В ту весну вместе с Сафурой в бузбулакскую школу пришло трое парней: Натиг, Гасан и Сабир. Может быть, в строку, которую с утра до ночи твердила теперь Сафура, вмешался кто-то из них?.. А может быть, кроме этих троих, был на свете и еще кто-то, и в теперешнем своем сне, состоящем из стихотворной строки, Сафура видела именно его?.. Может, она охмелела от бузбулакского солнца? Может, аромат цветов привел ее в это состояние? А может, она так стосковалась в Баку по нашему арыку, что, увидев его, забыла про собственного ребенка?..
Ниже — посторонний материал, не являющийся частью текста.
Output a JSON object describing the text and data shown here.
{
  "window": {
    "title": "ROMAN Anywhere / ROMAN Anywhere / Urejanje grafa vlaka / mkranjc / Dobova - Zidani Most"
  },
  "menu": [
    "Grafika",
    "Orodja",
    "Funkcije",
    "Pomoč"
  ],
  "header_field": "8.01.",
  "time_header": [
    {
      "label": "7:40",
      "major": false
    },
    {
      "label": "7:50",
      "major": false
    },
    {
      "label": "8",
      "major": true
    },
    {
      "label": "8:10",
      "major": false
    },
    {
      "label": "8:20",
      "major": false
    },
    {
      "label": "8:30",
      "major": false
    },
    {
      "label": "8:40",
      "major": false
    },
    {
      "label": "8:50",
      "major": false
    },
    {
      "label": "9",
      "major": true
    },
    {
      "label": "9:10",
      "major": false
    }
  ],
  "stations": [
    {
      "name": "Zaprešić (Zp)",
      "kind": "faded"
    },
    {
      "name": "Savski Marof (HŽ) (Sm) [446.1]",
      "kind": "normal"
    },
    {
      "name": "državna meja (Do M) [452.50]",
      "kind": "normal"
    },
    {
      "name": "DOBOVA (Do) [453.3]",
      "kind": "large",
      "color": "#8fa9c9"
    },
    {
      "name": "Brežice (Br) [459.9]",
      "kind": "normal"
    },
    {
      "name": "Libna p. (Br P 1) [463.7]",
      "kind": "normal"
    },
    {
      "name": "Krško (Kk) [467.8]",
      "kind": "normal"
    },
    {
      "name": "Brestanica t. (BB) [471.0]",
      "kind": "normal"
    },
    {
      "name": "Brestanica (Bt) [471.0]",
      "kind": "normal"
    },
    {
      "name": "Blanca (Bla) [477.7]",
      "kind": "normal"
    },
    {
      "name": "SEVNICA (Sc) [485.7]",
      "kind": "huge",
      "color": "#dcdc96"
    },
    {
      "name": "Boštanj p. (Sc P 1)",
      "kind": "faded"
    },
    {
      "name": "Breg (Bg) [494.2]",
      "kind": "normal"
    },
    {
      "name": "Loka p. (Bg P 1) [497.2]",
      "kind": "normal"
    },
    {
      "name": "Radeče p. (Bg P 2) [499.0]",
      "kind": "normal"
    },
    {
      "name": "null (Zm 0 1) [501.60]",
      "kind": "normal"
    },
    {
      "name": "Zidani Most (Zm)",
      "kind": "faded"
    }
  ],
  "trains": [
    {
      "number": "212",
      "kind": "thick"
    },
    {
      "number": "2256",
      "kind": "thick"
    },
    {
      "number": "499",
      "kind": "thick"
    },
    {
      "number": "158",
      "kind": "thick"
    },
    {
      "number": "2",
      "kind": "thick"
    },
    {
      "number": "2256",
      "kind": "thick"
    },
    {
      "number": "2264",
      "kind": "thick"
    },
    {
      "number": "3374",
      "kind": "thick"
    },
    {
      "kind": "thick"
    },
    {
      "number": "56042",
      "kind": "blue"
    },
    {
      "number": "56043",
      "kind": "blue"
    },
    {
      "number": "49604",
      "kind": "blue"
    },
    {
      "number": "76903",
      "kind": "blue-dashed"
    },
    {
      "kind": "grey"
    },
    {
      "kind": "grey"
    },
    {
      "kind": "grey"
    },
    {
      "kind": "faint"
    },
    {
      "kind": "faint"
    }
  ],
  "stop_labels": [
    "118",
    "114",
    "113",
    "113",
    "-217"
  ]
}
Болезнь это была или сон – не знаю. Знаю только, что однажды Сафура очнулась. Прорыдала полночи – и все. Вот, оказывается, что было лекарством от ее недуга. И оказывается, тетя Гюльгез прекрасно все это знала. И ругала, и распекала дочь для того лишь, чтоб та зарыдала… «… Я еще с вечера вижу: пойдет девка на поправку – глаза у ней были ка мокром месте. Уложила в постель, вижу – плачет. Слава богу… Поплачь, говорю, доченька, поплачь, милая… Надо тебе поплакать. Совсем, говорю, ты у меня обезумела, младенца своего грудного забыла… Плачь, милая, досыта плачь… Она как взялась, да навзрыд!.. Потом заснула, а утречком как глава открыла, сразу про дитеночка спрашивает… А ведь до той поры вроде и не понимала, бедная, что родила, что ребеночек у нее…»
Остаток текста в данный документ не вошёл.